A creative type who had worked in the corporate world, Bynum, then living in Mahomet, set out to write a novel that would be fun and interesting to read yet also serve as a cautionary tale.
After starting it – she did most of the writing at the Borders Bookstore cafe in Champaign, where she will read from her book on Tuesday evening – she followed the advice of other writers to attend a writers' conference.
She chose the 2006 Maui Writers Conference and while there, paid an extra $50 to enter its Rupert Hughes Award competition.
"For the winner they were going to read a selection from their book," she said. "It took me three sentences to realize they were reading from 'Veracity.'"
She won the $5,000 prize, a statuette and most important, interest from two literary agents. And this month, after a number of significant incidents in Bynum's personal life paralleled some in the writing of her novel, Pocket Books, a division of Simon & Schuster, released the hardcover edition of "Veracity," Bynum's vision of a totalitarian, dystopian society 35 years in the future.
Compared to Margaret Atwood's "The Handmaid's Tale" and George Orwell's "1984," "Veracity" follows "Sentient" (called a psychic these days) Harper Adams, a divorced mother of a daughter named Veracity who works for the Confederation before being recruited to the underground resistance, headquartered in the desolate countryside in the Midwest. (Bynum, a Springfield native, was thinking of her grandmother's farm at Chesterfield.)
The Federation controls its citizens with slates embedded near the carotid artery in their necks, monitoring what they say and where they go. The government "Red Lists" an increasing number of words that can't be used under penalty of death.
"It's so controversial, and it's a tweener," Bynum said, referring to the fact that book stores don't know whether to shelve the 362-page novel under fiction or science-fiction. "It is a commentary on something that's scary for people. It asks people to go back and review what they believe."
So far, the biggest honor given "Veracity" is IndieBound.org choosing to list it as an Indie Notable in February, Bynum said.
The suspenseful book has a cinematic feel. Bynum also has a film agent who is shopping around "Veracity" as a possible movie project. Some big-name producers have shown interest, according to Bynum.

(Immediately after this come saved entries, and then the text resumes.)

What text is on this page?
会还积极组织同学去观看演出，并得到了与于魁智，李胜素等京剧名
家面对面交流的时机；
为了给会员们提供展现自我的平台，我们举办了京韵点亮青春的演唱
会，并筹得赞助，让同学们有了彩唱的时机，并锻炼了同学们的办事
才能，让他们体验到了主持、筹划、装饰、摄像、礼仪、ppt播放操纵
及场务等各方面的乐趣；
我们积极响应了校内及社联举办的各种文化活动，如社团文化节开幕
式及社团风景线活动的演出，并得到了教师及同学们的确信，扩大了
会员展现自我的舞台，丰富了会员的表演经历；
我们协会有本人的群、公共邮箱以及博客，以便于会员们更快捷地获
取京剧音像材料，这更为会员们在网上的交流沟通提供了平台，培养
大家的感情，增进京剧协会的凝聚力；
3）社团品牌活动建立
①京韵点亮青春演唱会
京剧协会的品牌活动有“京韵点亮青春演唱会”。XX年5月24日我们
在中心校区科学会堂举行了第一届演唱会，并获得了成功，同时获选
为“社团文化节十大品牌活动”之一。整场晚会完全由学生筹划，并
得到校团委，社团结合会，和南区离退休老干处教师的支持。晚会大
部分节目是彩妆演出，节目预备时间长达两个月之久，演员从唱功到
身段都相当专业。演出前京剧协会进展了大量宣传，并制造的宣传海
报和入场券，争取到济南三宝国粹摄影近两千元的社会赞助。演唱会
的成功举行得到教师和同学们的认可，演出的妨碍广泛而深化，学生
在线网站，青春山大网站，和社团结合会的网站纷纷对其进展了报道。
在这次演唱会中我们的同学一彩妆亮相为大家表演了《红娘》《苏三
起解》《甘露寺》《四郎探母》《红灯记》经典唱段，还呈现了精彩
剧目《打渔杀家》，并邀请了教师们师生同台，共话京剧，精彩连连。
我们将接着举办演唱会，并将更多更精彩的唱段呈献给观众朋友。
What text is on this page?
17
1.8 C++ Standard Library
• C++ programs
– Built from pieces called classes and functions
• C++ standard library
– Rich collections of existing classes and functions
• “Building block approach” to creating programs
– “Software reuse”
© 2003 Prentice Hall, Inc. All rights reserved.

The 41-year-old Bynum is now working on her second novel, a contemporary tale that she compared to "The Ghost and Mrs. Muir," with a twist. Bynum and her family now live in Culpeper, Va.
If you go
What: Former Champaign-Urbana resident Laura Bynum will read from and sign copies of her debut novel, "Veracity" (Pocket Books, $25).
When: 7 p.m. Tuesday.
Where: Borders Bookstore, 802 W. Town Center Boulevard, C.